LÍNGUAS EM PORTUGUÊS

“Há uma verdadeira língua portuguesa.” Esse é um pensamento colonizador. Quer dizer, há portugueses – porque não são todos os portugueses – que pensam assim e continuam achando que têm o direito de sair de lá, de chegar aqui, de fazer o que fizeram, de impor a língua deles, de colocar o [Marquês de] Pombal para extinguir a língua geral etc., e que deveria sobrar só o que eles trouxeram, e que não há fusão. Esse é um pensamento eugenista, um pensamento lamentável. Fico com José Saramago [escritor português, Nobel de Literatura de 1998, 1922-2010], que diz num documentário antológico e que eu recomendo a todos, Língua – Vidas em Português (2001), de Victor Lopes: “Não há uma língua portuguesa. Há línguas em português”. Isso é genial. Por isso, dizer que a língua portuguesa “de verdade” é a de lá é algo limitado, limítrofe. Nós falamos português, sim: a vertente brasileira do português. No programa número um do Nosso Língua Portuguesa, eu tratei desse assunto, isso foi em 1994, e um dos participantes foi o querido Haroldo de Campos [poeta, tradutor e crítico literário, 1929-2003]. Brilhante, ele defendeu a tese de que nós temos a vertente brasileira do português, mas é português. Também entrevistei no Nossa Língua Helder Macedo, escritor português maravilhoso, primeiro não britânico a dirigir a cátedra Camões no King’s College, da Universidade de Londres. Helder tinha acabado de lançar um livro antológico, Viagem de Inverno e Outros Poemas (Record, 2000), que foi o centro da nossa conversa. Ele disse: “Não penso que existam escritores brasileiros e portugueses, existem escritores de língua portuguesa”. Então, é por aí.

LINGUAGEM NÃO BINÁRIA

É sempre importante lembrar que a língua é um fenômeno natural. Os processos em língua acontecem naturalmente, não acontecem por imposição. Entendo perfeitamente os argumentos de quem usa a linguagem inclusiva, a linguagem neutra, não binária. Acho que, em certas situações, ela é absolutamente contundente e forte, mas ela ainda não se materializa na prática. As pessoas ainda não dominam esse registro porque ele não é um registro natural, é um registro que vem de fora. Quando a gente pega, por exemplo, o “e” e põe “alunes”, isso é uma saída que se encontrou para esse tipo de coisa. Mas note que não se usa, por exemplo, nessa linguagem, o artigo transformado em elemento neutro, por exemplo “es alunes”. Não tenho visto isso.

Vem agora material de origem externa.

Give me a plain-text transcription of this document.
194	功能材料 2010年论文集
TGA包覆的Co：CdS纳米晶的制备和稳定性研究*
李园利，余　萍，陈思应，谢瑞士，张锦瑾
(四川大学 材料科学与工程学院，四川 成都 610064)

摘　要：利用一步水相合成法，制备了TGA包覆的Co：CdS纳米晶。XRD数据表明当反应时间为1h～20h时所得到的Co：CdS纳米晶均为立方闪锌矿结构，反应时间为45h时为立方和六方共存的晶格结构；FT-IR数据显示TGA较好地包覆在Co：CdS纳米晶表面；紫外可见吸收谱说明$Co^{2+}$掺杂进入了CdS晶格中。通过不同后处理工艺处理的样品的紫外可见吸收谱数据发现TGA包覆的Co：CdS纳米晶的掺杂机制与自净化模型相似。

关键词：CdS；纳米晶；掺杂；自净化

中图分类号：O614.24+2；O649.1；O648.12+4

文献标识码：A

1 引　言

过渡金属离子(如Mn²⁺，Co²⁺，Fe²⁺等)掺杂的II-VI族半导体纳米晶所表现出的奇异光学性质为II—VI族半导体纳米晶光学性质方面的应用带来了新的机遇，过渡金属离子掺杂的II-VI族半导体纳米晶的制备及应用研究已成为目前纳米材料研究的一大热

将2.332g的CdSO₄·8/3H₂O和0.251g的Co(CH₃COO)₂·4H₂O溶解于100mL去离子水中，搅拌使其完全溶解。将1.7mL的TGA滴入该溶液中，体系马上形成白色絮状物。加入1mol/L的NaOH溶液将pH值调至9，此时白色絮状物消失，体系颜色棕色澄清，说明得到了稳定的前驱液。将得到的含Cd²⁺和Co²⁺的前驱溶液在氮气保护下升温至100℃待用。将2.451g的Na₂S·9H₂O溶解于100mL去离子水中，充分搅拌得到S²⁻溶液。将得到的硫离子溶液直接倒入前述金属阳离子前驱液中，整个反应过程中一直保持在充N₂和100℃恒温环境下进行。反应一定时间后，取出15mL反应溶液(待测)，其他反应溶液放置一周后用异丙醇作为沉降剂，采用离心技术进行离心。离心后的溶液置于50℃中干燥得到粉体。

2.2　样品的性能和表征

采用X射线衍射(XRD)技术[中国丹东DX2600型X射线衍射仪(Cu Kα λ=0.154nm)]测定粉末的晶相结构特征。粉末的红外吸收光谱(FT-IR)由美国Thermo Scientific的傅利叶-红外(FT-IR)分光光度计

Mas é uma questão para pensar, porque ela mostra como o processo é delicado, difícil. Deve haver, sim, todo o espaço para toda a diversidade. A gente tem que abrir os olhos para essa questão e conviver com o fato de que não tem mais volta a ideia da pluralidade, a ideia da diversidade. Isso é um fato cabal, consumado. Precisamos prestar atenção nessas questões de linguagem e ver como as coisas se desenvolvem. Se isso naturalmente se acomodar, assim será, o tempo dirá.